Nel libro ricorda di essere nato quando fu costruito il Muro di Berlino e di essere cresciuto nell’attesa che crollasse. Come descriverebbe la «generazione Putin», i giovani cresciuti negli ultimi vent’anni: anche loro sognano la libertà?
Questo è il dramma della mia patria: una piccola parte dei miei compatrioti è pronta a vivere in una società democratica e ad assumersi la responsabilità di tutto ciò che accade nel loro Paese, ma la stragrande maggioranza si inchina ancora davanti al potere e accetta questo stile di vita. Il confine tra queste due Russie non dipende dall’età. Ha visto le immagini della recente mobilitazione per il fronte: migliaia e migliaia di giovani sono andati obbedienti in guerra per uccidere gli ucraini e per essere uccisi. Nessuna propaganda può influenzare le persone se non sono disposte ad essere influenzate. È storicamente la mentalità russa. Hanno in mente la stessa immagine del mondo medievale: la Russia è un’isola santa nell’oceano dei nemici, dobbiamo difendere la nostra madrepatria e solo il Padre del Cremlino può salvarci. Tra queste due componenti della società c’è un divario di civiltà. Molte persone lasciano la Russia perché il mio paese è emigrato dal XXI secolo al Medioevo. Le persone non vedono alcun futuro per sé e per i propri figli.

In «Punto di fuga» emerge il valore della letteratura come strumento di denuncia, in particolare nei confronti della guerra e dell’oppressione. Di fronte a ciò che accade dal 24 febbraio qual è il ruolo di uno scrittore russo e di ciò che scrive? E cosa significa dare voce all’«altra Russia» come fa lei in «Russki Mir»?
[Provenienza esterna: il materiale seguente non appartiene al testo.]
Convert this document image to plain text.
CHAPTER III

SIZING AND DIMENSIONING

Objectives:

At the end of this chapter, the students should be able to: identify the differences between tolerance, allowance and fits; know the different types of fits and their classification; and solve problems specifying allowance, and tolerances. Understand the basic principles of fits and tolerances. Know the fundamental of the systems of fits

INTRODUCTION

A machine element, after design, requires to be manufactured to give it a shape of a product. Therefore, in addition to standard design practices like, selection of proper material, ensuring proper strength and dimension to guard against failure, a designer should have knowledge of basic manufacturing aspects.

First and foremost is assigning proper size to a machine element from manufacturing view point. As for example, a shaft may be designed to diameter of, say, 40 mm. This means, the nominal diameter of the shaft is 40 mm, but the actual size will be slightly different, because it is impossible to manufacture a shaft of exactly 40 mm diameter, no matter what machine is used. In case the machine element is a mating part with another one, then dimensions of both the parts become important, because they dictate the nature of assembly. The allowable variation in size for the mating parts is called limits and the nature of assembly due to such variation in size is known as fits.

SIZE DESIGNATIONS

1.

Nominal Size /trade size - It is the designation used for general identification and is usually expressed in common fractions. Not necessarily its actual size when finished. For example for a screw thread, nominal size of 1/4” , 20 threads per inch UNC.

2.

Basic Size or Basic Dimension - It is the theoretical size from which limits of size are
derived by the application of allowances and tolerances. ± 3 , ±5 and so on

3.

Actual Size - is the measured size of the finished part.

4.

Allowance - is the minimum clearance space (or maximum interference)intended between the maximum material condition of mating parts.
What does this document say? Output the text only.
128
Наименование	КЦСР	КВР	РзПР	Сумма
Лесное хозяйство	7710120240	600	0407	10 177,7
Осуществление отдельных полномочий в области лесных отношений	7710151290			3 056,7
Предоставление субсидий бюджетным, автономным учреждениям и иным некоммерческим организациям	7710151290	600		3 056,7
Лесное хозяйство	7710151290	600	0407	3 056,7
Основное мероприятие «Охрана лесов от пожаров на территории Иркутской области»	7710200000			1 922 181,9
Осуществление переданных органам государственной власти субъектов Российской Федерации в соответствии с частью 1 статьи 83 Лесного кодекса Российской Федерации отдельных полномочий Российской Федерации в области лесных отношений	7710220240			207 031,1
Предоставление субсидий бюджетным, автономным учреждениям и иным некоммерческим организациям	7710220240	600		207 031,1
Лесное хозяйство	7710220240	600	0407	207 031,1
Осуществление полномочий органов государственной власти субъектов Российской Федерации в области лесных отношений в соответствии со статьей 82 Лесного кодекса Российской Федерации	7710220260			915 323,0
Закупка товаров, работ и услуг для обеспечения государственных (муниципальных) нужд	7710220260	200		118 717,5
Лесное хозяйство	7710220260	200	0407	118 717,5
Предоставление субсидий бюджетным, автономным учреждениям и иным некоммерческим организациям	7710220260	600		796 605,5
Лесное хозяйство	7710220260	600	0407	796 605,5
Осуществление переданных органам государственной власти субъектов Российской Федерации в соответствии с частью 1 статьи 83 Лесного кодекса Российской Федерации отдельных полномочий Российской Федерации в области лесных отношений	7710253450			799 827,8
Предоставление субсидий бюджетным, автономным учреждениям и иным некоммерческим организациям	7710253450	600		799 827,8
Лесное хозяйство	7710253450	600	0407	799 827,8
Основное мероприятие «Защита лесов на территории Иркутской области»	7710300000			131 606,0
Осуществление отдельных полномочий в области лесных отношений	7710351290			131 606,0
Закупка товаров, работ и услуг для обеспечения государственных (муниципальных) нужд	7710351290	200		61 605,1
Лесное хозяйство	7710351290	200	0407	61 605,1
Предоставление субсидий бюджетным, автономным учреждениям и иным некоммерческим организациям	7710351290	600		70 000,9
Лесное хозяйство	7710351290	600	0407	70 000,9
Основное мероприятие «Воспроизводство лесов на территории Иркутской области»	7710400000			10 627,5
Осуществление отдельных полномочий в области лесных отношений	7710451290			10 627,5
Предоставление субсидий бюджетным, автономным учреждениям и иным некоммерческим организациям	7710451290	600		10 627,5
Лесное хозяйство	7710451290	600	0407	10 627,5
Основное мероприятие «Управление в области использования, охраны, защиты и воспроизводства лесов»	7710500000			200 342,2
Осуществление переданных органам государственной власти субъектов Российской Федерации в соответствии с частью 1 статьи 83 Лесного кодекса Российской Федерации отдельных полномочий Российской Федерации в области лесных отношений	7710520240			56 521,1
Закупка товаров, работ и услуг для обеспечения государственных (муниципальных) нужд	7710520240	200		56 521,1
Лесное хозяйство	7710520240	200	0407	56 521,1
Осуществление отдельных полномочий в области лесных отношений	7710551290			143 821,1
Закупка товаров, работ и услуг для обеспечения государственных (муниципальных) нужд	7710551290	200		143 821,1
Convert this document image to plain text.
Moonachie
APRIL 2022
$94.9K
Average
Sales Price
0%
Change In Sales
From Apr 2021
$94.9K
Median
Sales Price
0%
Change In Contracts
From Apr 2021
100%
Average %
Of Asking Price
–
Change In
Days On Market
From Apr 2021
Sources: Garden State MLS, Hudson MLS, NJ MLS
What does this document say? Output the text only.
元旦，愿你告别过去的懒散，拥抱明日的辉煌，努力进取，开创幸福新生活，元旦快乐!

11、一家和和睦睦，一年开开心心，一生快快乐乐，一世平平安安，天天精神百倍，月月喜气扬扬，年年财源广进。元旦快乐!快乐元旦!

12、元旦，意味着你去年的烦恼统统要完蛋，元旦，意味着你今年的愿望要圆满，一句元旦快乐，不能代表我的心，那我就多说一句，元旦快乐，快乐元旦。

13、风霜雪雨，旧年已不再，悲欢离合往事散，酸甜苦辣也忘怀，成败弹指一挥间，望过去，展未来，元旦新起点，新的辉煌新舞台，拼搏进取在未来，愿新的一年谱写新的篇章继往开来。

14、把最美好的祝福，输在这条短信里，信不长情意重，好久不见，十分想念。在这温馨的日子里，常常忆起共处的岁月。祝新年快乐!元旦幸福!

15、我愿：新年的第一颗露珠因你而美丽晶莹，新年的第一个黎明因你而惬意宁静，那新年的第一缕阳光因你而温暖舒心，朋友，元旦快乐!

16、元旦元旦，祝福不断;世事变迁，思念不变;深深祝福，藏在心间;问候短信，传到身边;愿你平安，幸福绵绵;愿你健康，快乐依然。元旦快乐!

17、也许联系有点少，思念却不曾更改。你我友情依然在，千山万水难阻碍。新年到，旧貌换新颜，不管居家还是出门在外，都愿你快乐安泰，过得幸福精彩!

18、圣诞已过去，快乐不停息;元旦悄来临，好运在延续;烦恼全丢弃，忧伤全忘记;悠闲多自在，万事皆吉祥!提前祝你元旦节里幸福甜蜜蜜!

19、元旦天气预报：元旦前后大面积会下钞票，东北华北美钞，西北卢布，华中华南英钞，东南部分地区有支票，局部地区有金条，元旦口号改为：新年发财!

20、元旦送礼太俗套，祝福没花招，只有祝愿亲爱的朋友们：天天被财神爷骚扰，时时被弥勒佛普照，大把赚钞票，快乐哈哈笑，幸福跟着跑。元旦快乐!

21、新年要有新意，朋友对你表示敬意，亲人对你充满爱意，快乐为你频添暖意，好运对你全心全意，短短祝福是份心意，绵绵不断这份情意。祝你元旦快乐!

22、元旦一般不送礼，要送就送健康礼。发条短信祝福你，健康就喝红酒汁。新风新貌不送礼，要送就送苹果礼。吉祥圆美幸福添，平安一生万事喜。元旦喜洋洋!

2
La letteratura si rivela sempre perdente quando inizia una guerra. La grande letteratura tedesca non ha potuto fermare Auschwitz, la grande letteratura russa non ha potuto fermare il Gulag. I miei libri e quelli scritti dai miei colleghi negli ultimi trent’anni dopo il crollo dell’Urss non hanno potuto fermare questa catastrofe. Abbiamo fallito. La propaganda di Putin ha avuto successo. E ora, in questi giorni e mesi orribili faccio quello che posso: scrivere, rilasciare interviste, parlare negli eventi di solidarietà. Ma dopo la guerra avremo di nuovo bisogno della letteratura. Per contrastare l’odio e il dolore abbiamo un solo rimedio: la cultura. Ne avremo bisogno anche per stabilire nuovi legami tra il popolo ucraino e quello russo. Cultura, letteratura, musica: la via per rimanere umani passa necessariamente da qui.